56 040 with Llanwern to Shotton steel coil approaching Corkscrew Lane bridge, just south of Bersham,  5 September 1980.



A Wrexham and Shropshire service passing the site of Bersham Colliery,  February 2010.


Class 20s on ballast - pictures by Ken Robinson



The summer of 1985 saw the introduction of class 20s on some ballast duties out of Penmaenmawr, and they continued up until the early 1990s. The first two photographs show 20 147 and 20160 shunting at the sidings on 20 March 1989.



Also of interest is the work on the A55 Expressway in the background.  



20 110 and 20 035 powering through Llandudno Junction with a ballast working from Penmaenmawr on 22 August 1989.


Early days at the Severn Valley - by Glyn Jones



In 1972,  on the Severn Valley Railway, you could roam almost wherever you wanted - no 'health and safety'! Two little boys have their photograph taken in front of newly arrived, 1953 built Hunslet industrial 0-6-0ST No.193.

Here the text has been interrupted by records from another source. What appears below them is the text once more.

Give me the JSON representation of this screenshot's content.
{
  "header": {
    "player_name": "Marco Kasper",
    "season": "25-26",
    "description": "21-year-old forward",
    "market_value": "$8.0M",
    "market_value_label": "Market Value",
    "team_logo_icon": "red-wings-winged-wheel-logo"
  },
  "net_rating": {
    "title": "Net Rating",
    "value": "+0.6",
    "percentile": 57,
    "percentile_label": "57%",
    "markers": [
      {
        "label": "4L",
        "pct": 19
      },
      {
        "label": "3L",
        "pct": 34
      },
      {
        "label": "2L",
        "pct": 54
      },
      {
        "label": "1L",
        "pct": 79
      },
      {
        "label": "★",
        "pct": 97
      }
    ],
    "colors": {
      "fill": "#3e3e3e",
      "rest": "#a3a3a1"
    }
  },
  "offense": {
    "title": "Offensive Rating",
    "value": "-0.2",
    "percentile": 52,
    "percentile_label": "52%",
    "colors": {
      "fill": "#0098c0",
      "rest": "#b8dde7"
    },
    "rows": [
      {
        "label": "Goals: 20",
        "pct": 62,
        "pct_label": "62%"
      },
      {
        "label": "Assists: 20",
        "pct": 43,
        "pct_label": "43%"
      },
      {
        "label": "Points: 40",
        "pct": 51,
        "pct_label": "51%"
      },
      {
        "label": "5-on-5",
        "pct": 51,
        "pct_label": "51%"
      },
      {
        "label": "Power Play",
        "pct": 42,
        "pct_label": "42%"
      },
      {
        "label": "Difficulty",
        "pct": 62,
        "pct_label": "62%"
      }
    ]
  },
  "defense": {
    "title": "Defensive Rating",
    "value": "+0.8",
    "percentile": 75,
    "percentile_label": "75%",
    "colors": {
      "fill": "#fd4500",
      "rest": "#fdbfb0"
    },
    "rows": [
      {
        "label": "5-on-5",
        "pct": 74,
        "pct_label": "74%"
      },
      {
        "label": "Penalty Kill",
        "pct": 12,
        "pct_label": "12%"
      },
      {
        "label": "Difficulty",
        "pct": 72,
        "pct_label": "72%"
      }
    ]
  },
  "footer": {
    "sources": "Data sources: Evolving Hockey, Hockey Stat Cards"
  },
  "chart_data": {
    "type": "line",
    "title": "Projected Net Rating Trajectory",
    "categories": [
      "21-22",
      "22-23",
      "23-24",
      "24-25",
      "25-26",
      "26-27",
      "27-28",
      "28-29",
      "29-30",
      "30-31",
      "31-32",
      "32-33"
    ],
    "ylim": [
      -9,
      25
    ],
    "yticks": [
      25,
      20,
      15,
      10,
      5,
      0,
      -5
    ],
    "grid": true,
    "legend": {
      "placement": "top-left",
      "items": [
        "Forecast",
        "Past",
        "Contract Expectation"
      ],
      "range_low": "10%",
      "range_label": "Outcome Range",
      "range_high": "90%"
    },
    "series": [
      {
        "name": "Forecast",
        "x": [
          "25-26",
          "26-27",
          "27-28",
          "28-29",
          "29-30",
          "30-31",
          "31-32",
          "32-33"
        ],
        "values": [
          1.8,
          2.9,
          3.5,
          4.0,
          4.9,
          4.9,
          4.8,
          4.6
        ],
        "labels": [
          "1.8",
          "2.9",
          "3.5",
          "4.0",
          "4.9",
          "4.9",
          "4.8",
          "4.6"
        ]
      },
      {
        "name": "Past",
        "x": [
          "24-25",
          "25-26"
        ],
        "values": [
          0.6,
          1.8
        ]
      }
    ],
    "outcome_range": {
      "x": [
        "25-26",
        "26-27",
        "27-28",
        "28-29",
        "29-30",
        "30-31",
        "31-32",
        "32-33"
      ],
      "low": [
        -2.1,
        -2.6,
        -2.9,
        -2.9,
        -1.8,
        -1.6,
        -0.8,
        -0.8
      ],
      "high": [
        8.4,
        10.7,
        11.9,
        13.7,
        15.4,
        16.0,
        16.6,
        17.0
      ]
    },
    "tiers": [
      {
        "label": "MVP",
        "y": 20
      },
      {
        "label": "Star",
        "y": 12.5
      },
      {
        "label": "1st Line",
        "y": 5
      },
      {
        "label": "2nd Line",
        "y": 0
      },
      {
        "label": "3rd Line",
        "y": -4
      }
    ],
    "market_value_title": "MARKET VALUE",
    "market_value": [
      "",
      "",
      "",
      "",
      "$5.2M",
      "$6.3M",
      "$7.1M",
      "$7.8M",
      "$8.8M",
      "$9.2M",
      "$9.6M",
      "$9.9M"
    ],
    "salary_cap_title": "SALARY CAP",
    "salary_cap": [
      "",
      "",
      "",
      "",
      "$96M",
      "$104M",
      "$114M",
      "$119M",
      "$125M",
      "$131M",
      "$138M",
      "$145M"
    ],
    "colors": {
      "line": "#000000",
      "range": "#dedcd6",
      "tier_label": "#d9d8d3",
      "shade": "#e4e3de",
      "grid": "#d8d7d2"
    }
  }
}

Neither became engine drivers,  and now are in their early 50s. The younger one on the left holding his Teddy, eventually graduated from Oxford University and is now a scientist in marine paint technology, and the other boy is currently working  60 hours a week helping to produce much needed anti-bacterial wipes at a factory in Flint.

Let's hope that all of the country's heritage railways survive the present lock-down.